Neural networks are an approach to machine learning by using simple processing units (neurons), organised in a layered and highly parallel architecture, to perform arbitrarily complex calculations. Learning is achieved through repeated minor modifications to selected neurons, which results in a very powerful classification system. Successful applications include stock market analysis and character and speech recognition.

So some researchers see the solution in a system modelled on neural nets - a type of learning system. Others believe that symbol manipulation is the only viable approach. Perhaps a combination of both approaches is necessary to unravel the problems.

7. What does the future hold?
Can the human language user be replicated by a computer? Some researchers regard the intricate workings of the brain as an algorithm, a step-by-step program, which consequentially can and will be run on a computer. But it will take decades, and will probably be developed on an artificial brain of silicon and plastic. Is there a critical thought level like critical mass level? And if so will mechanical/electronic minds then start-up by themselves when they reach a certain level of complexity? Perhaps they too will have a language acquisition device - that innate potential to develop language which humans are born with. Other researchers say that since we don't understand the basis of human consciousness or intelligence yet, how can we create it in machines? And the philosopher John Searle insists that the mere computational manipulation of symbols and successful running of algorithms does not constitute understanding and thinking.
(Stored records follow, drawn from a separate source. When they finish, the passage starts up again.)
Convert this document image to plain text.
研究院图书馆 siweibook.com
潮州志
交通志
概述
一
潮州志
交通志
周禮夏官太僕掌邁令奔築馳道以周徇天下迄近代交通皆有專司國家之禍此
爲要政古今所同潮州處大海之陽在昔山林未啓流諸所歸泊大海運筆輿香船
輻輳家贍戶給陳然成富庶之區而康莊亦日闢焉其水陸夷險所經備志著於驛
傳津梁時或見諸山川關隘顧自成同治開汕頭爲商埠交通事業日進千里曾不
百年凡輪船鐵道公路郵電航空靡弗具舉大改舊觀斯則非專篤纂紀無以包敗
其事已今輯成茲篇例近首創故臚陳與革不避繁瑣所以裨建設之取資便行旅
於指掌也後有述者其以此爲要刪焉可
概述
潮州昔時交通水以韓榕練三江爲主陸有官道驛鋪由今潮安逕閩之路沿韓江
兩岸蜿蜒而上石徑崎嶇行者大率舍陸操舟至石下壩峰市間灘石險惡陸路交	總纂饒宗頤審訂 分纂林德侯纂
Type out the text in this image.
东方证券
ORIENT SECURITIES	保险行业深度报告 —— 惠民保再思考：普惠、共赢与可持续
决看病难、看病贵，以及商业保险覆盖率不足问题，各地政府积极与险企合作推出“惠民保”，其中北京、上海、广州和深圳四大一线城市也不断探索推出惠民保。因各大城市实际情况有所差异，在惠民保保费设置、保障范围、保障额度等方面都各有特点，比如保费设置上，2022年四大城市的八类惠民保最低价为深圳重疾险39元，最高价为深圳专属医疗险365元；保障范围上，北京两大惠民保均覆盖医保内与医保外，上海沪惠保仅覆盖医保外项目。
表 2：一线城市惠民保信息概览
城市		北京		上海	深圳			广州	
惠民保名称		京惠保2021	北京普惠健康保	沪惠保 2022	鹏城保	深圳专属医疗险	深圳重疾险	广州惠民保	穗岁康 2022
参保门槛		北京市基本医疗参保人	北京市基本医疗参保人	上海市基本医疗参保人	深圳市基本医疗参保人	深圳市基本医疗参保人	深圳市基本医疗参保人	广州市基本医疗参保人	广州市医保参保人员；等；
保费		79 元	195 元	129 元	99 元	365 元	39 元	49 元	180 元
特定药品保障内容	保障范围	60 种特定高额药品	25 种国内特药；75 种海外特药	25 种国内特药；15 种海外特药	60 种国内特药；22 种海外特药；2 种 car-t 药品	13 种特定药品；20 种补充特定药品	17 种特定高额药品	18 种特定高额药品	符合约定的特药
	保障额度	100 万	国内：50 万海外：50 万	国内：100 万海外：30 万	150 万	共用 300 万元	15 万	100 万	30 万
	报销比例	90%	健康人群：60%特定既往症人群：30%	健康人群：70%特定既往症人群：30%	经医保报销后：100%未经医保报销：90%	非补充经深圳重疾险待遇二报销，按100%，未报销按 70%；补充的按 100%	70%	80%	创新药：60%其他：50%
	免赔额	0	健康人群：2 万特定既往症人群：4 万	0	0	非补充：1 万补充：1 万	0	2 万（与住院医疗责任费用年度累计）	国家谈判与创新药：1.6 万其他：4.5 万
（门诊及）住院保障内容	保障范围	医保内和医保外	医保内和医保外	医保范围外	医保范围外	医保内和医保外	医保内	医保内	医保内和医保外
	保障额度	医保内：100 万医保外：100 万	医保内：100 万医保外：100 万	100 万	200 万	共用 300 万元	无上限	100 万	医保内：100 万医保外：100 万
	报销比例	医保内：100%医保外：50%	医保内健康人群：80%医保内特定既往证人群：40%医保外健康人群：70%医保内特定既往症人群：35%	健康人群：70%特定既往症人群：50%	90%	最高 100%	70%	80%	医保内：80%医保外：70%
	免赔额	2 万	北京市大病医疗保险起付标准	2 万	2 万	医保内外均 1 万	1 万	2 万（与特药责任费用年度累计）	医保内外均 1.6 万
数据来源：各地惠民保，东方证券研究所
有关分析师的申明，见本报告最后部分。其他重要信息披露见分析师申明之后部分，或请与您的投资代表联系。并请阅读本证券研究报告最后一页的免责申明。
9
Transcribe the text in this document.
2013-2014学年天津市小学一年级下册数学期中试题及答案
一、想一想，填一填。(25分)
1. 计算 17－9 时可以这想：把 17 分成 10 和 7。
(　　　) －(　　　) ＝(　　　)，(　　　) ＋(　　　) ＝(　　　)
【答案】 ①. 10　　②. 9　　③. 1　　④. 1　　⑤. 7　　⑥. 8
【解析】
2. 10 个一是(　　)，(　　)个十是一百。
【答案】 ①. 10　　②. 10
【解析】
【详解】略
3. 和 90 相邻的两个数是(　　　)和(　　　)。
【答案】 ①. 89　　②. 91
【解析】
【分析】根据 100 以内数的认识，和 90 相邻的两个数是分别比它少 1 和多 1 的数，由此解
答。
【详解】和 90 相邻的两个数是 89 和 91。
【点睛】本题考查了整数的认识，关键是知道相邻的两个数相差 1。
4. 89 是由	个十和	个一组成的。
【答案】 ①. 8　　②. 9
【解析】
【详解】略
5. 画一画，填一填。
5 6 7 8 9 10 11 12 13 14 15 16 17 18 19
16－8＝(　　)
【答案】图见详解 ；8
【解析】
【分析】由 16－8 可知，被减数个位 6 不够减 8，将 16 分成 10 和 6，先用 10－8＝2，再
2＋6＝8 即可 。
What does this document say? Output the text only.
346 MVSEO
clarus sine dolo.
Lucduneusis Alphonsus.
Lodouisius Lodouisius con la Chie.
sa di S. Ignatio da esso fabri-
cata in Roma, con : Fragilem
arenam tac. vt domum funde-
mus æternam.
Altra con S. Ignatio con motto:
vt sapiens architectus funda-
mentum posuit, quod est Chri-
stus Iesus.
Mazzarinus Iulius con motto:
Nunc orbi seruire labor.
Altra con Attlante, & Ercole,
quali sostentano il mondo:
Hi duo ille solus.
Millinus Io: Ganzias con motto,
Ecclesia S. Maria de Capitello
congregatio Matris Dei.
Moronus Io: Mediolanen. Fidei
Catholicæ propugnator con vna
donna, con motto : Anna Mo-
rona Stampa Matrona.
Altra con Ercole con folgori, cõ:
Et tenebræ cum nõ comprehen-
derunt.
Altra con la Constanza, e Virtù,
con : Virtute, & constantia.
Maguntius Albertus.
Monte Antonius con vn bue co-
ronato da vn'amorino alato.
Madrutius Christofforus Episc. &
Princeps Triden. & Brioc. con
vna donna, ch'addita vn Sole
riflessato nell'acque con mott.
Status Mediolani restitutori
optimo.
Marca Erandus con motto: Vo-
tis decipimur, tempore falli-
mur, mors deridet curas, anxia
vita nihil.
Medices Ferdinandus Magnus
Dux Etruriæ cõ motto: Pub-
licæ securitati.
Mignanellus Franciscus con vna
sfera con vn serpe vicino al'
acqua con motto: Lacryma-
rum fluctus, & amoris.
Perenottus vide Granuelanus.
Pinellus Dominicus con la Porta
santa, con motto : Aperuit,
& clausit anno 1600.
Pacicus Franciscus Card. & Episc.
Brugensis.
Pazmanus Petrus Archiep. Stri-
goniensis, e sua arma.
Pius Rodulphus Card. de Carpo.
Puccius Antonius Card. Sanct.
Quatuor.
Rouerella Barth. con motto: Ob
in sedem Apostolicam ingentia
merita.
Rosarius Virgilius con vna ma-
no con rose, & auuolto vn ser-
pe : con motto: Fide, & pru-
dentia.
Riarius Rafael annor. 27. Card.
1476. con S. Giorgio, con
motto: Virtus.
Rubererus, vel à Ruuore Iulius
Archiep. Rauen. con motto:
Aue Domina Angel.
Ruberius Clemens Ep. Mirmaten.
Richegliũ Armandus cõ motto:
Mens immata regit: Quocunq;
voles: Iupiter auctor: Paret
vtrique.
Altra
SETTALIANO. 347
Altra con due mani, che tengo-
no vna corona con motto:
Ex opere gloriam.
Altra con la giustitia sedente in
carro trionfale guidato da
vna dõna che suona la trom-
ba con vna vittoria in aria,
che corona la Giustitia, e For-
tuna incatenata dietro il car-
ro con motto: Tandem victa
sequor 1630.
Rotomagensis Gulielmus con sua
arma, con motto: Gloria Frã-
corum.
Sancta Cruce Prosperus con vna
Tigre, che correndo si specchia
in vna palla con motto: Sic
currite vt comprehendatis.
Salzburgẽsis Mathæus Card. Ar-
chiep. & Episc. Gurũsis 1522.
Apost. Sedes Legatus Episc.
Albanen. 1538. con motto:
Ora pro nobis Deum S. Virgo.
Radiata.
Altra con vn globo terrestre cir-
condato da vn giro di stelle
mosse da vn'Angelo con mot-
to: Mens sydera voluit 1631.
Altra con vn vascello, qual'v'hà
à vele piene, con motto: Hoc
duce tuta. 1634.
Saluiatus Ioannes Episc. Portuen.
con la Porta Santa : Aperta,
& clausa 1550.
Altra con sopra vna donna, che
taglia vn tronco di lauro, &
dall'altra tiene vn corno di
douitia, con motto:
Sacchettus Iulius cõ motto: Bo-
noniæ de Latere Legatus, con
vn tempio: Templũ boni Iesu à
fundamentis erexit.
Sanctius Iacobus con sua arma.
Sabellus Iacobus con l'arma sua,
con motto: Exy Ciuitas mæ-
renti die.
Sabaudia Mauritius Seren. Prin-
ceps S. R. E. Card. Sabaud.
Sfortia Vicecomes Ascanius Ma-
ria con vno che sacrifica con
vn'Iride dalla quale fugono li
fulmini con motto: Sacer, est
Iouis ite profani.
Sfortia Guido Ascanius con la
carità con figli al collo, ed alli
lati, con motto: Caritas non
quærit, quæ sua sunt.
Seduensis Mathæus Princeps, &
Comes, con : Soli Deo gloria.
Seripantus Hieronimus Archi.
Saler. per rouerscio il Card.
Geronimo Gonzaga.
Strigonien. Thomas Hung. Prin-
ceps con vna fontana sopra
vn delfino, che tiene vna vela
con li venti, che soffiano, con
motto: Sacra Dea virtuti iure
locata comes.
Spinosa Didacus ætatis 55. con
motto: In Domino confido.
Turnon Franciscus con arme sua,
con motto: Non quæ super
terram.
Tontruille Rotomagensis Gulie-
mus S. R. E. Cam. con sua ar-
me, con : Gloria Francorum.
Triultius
How far are we away from a computer who could coherently and articulately participate in dialogue with humans and exhibit Hockett's characteristics of language, like HAL in '2001: A Space Odyssey'? Perhaps developing computers that can understand and produce natural language will not happen until the computer can also mimic other cognitive faculties including emotions, dreams, feelings and desires. Or perhaps these cognitive faculties will appear in parallel with the development of language understanding in computers.

On the other hand, with our artificial limbs, implants and pacemakers of today, and with the mechanical hearts, cochlear and retinal implants of tomorrow, perhaps we are already part cyborg. How long will it be before we implant integrated circuits into our brains, to enhance or repair functions? We will become cyborgs. There will be no distinction between man and machine. Homo Sapiens will vanish and evolve into Robo Sapiens - with far superior intelligence and unlimited life expectancy.